We can see this in the model parameters, too: n = impact of input (described as ability to “match the variability in her input” = memorized amalgams), v = application of knowledge across all nouns (novel productions = “produce determiner-noun pairs for which she has not received sufficient evidence from caregiver input” = abstract category). It’s really nice to see the two endpoint hypotheses cashed out mathematically.

(c) Testing noun-hood: If I understand this correctly, each noun has a determiner preference (0 = all “a”, 1 = all “the”, 0.5 = half each). Cross-noun variability is then drawn from an underlying common noun distribution if all nouns are from same class (testing whether “nouns behave in a more class-like fashion”). So, this seems like testing for Noun-hood based on Determiner usage, which I quite like.  But it’s interesting that M&al2017 describe this as testing “generalization of determiner use across nouns”, which makes it seem like they’re testing for Determiner instead. I would think that if they want to test for Determiner, they’d swap which one they’re testing classhood for (i.e., have determiners with a noun preference, and look for individual determiner values to all be drawn from the same underlying Determiner distribution).

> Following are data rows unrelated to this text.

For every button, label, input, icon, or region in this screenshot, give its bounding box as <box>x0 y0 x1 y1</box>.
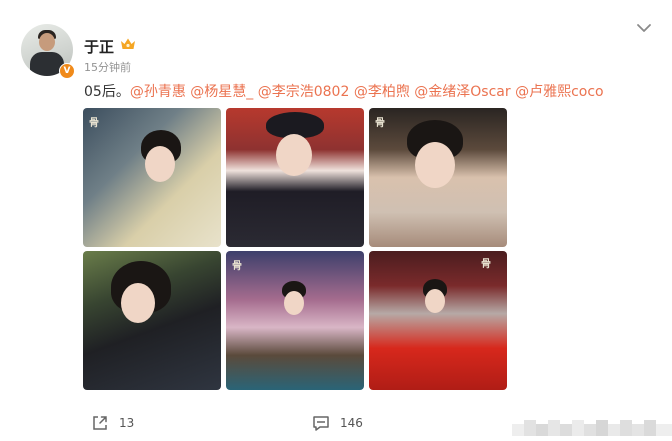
watermark: 骨 <box>481 259 491 270</box>
photo-6[interactable]: 骨 <box>369 251 507 390</box>
mention-link[interactable]: @孙青惠 <box>130 84 186 100</box>
watermark: 骨 <box>232 261 242 272</box>
photo-1[interactable]: 骨 <box>83 108 221 247</box>
mention-link[interactable]: @李柏煦 <box>354 84 410 100</box>
share-button[interactable]: 13 <box>91 414 134 432</box>
photo-3[interactable]: 骨 <box>369 108 507 247</box>
timestamp[interactable]: 15分钟前 <box>84 59 131 75</box>
username[interactable]: 于正 <box>84 36 114 57</box>
verified-badge: V <box>59 63 75 79</box>
comment-button[interactable]: 146 <box>312 414 363 432</box>
post-text-prefix: 05后。 <box>84 84 130 100</box>
comment-icon <box>313 416 329 431</box>
mention-link[interactable]: @李宗浩0802 <box>258 84 350 100</box>
photo-grid: 骨 骨 骨 骨 <box>83 108 507 390</box>
chevron-down-icon[interactable] <box>636 22 652 34</box>
blurred-overlay <box>512 420 672 436</box>
post-text: 05后。@孙青惠 @杨星慧_ @李宗浩0802 @李柏煦 @金绪泽Oscar @… <box>84 81 604 101</box>
photo-4[interactable] <box>83 251 221 390</box>
comment-count: 146 <box>340 416 363 430</box>
share-icon <box>93 416 107 430</box>
mention-link[interactable]: @金绪泽Oscar <box>414 84 510 100</box>
watermark: 骨 <box>89 118 99 129</box>
mention-link[interactable]: @卢雅熙coco <box>515 84 604 100</box>
watermark: 骨 <box>375 118 385 129</box>
photo-5[interactable]: 骨 <box>226 251 364 390</box>
crown-icon <box>121 38 135 49</box>
share-count: 13 <box>119 416 135 430</box>
photo-2[interactable] <box>226 108 364 247</box>
mention-link[interactable]: @杨星慧_ <box>190 84 253 100</box>
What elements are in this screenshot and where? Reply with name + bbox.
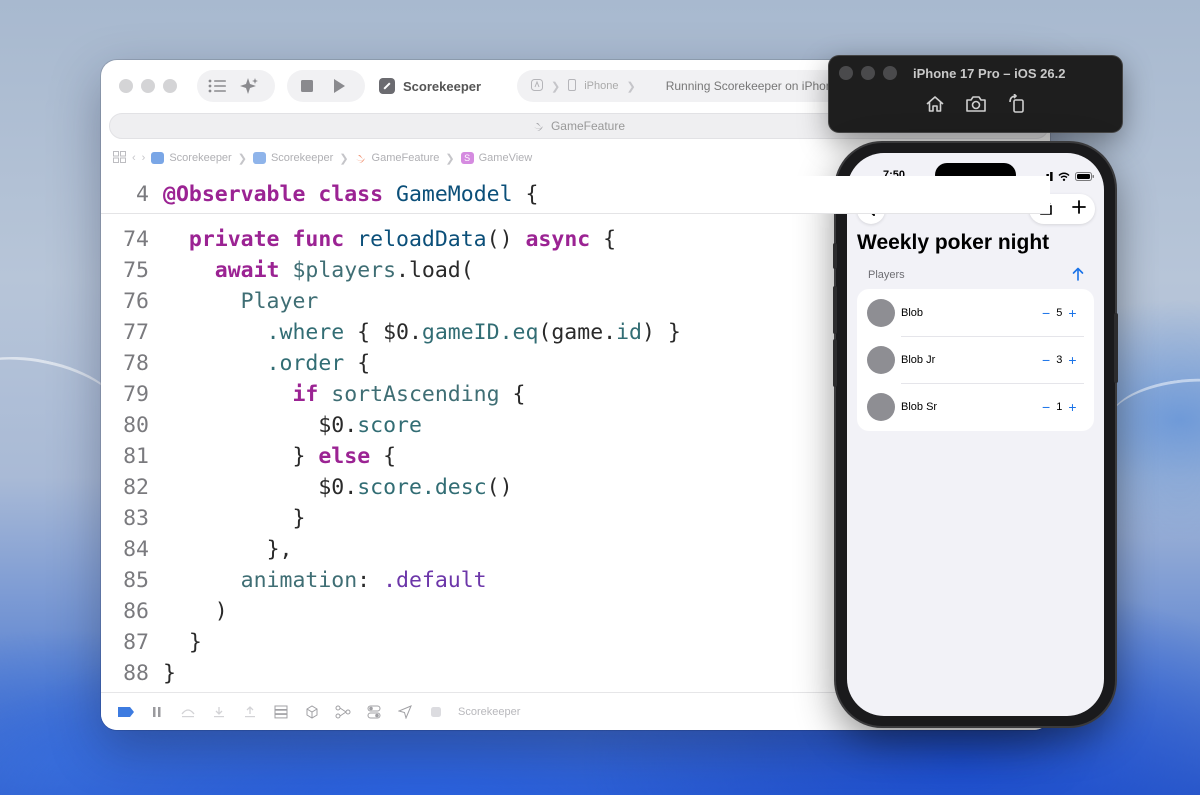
close-window-button[interactable] [839,66,853,80]
avatar [867,298,895,327]
view-hierarchy-icon[interactable] [272,705,290,719]
increment-button[interactable]: + [1068,352,1076,368]
player-score: 5 [1056,306,1063,319]
chevron-right-icon: ❯ [551,80,561,93]
breadcrumb-item-folder[interactable]: Scorekeeper [252,152,333,164]
list-item[interactable]: Blob − 5 + [857,289,1094,336]
decrement-button[interactable]: − [1042,399,1050,415]
avatar [867,392,895,421]
breadcrumb-item-file[interactable]: GameFeature [355,152,439,164]
list-item[interactable]: Blob Sr − 1 + [857,383,1094,430]
sticky-scope-header: 4 @Observable class GameModel { [101,176,1050,214]
simulator-title: iPhone 17 Pro – iOS 26.2 [913,66,1066,81]
wallpaper-wave [1106,370,1200,450]
related-items-icon[interactable] [113,150,126,166]
navigator-list-icon[interactable] [207,76,227,96]
memory-graph-icon[interactable] [334,705,352,719]
swift-icon [355,154,365,163]
iphone-icon [568,78,577,94]
score-stepper: − 3 + [1042,352,1077,368]
zoom-window-button[interactable] [883,66,897,80]
step-in-icon[interactable] [210,705,228,719]
app-icon [379,78,395,94]
run-status: Running Scorekeeper on iPhone [665,79,840,93]
screenshot-icon[interactable] [965,94,987,119]
code-line: @Observable class GameModel { [163,182,539,207]
players-list: Blob − 5 + Blob Jr − 3 + Blob Sr − 1 + [857,289,1094,431]
navigator-toggle-group [197,70,275,102]
debug-target-label: Scorekeeper [458,705,521,718]
environment-overrides-icon[interactable] [365,705,383,719]
decrement-button[interactable]: − [1042,352,1050,368]
volume-down-button[interactable] [833,339,837,387]
destination-device: iPhone [584,80,619,92]
score-stepper: − 1 + [1042,399,1077,415]
avatar [867,345,895,374]
breadcrumb: ‹ › Scorekeeper ❯ Scorekeeper ❯ GameFeat… [113,148,532,168]
pause-icon[interactable] [148,705,166,719]
rotate-icon[interactable] [1007,93,1027,119]
scheme-name: Scorekeeper [403,78,482,94]
app-store-icon [531,78,543,94]
iphone-device: 7:50 Weekly poker night Players Blob − 5… [833,143,1118,726]
section-header: Players [868,269,905,281]
list-item[interactable]: Blob Jr − 3 + [857,336,1094,383]
project-icon [151,152,165,164]
battery-icon [1075,168,1095,186]
increment-button[interactable]: + [1068,399,1076,415]
chevron-right-icon: ❯ [237,152,247,165]
arrow-up-icon [1072,267,1084,281]
simulator-toolbar [925,93,1027,119]
page-title: Weekly poker night [857,231,1050,254]
3d-layers-icon[interactable] [303,704,321,719]
home-icon[interactable] [925,94,945,119]
action-button[interactable] [833,243,837,269]
folder-icon [252,152,266,164]
close-window-button[interactable] [119,79,133,93]
wifi-icon [1058,168,1070,186]
increment-button[interactable]: + [1068,305,1076,321]
struct-icon: S [460,152,474,164]
coding-assistant-icon[interactable] [239,76,259,96]
line-number: 4 [136,182,149,207]
volume-up-button[interactable] [833,286,837,334]
simulator-titlebar: iPhone 17 Pro – iOS 26.2 [829,56,1122,132]
add-player-button[interactable] [1071,199,1086,219]
target-app-icon [427,705,445,719]
decrement-button[interactable]: − [1042,305,1050,321]
chevron-right-icon: ❯ [339,152,349,165]
plus-icon [1071,199,1086,214]
score-stepper: − 5 + [1042,305,1077,321]
minimize-window-button[interactable] [141,79,155,93]
chevron-right-icon: ❯ [445,152,455,165]
swift-icon [533,122,543,131]
scheme-selector[interactable]: Scorekeeper [379,76,481,96]
back-arrow-icon[interactable]: ‹ [132,152,136,164]
player-score: 1 [1056,400,1063,413]
breadcrumb-item-project[interactable]: Scorekeeper [151,152,232,164]
run-controls [287,70,365,102]
step-over-icon[interactable] [179,705,197,719]
player-name: Blob [901,306,924,319]
player-score: 3 [1056,353,1063,366]
run-icon[interactable] [329,76,349,96]
tab-label: GameFeature [550,119,626,133]
zoom-window-button[interactable] [163,79,177,93]
breadcrumb-item-symbol[interactable]: S GameView [460,152,532,164]
breakpoints-toggle-icon[interactable] [117,705,135,719]
stop-icon[interactable] [297,76,317,96]
sort-toggle-button[interactable] [1072,267,1084,286]
player-name: Blob Sr [901,400,938,413]
side-button[interactable] [1114,313,1118,383]
forward-arrow-icon[interactable]: › [142,152,146,164]
chevron-right-icon: ❯ [626,80,636,93]
step-out-icon[interactable] [241,705,259,719]
phone-screen: 7:50 Weekly poker night Players Blob − 5… [847,153,1104,716]
player-name: Blob Jr [901,353,936,366]
simulate-location-icon[interactable] [396,704,414,719]
minimize-window-button[interactable] [861,66,875,80]
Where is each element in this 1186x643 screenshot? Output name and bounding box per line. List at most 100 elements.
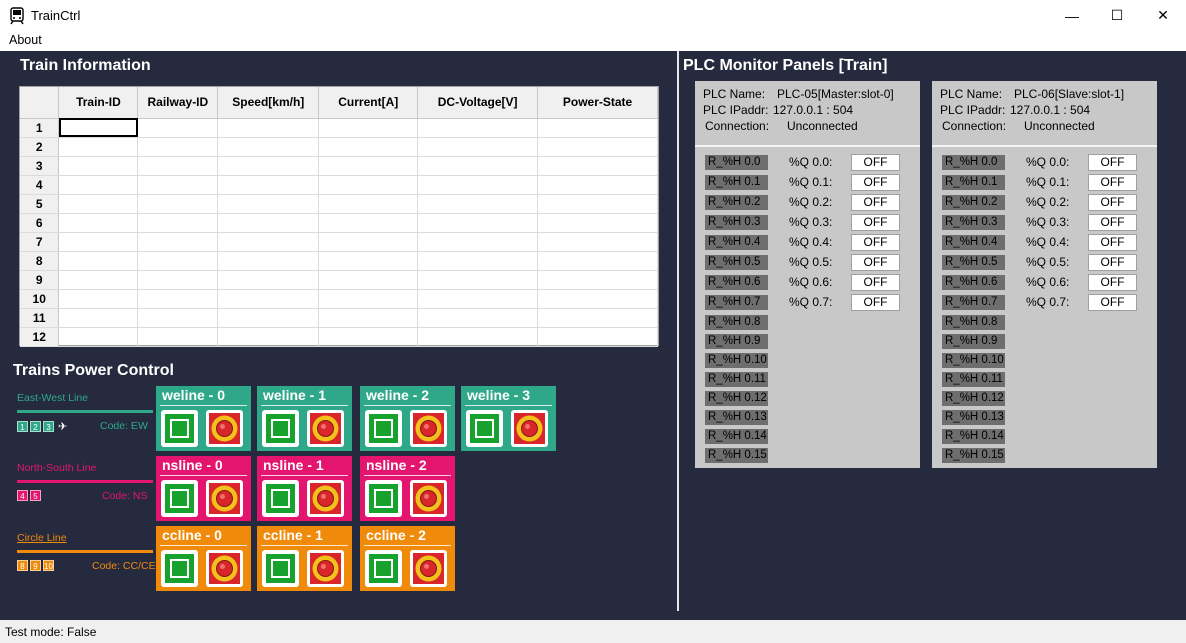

(3) Critiquing previous approaches involving the overlap score: 
M&al2017 say that overlap might increase simply because children heard more determiner+noun pairs in the input (i.e., it’s due to memorization, and not abstraction). I’m not sure I follow this critique, though — I’m more familiar with Yang’s metrics, of course, and those do indeed take a snapshot of whether the current data are compatible with fully productive categories vs. memorized amalgams from the input. The memorized amalgam assessment seems like it would indeed capture whether children’s output is compatible with memorized amalgams (i.e., more determiner+noun pairs in their input). 

(4) Data extraction (from appendix): 
(a) I like that they checked whether the nouns should be collapsed together or if instead morphological variants should be treated separately (e.g., dog/dogs as one or two nouns). In most analyses I’ve seen, these would be treated as two separate nouns. 

(b) Also, the supplementary material really highlights the interesting splits in PNAS articles, where all the stuff you’d want to know to actually replicate the work isn’t in the main text. 

(c) Also, yay for github code! (Thanks, M&al2017 — this is excellent research practice.)


(5) M&al2017 highlight the need for dense naturalistic corpora in their discussion - I feel like this is an awesome advertisement for the Branwauld corpus: http://ucispace.lib.uci.edu/handle/10575/11954. Seriously. It may not have as much child-directed as the Speechome, but it has a wealth of longitudinal child-produced data. (Our sample from 20 to 24 months has 2154 child-produced VPs, for example, which doesn’t sound too bad when compared to Speechome’s 4300 NPs.)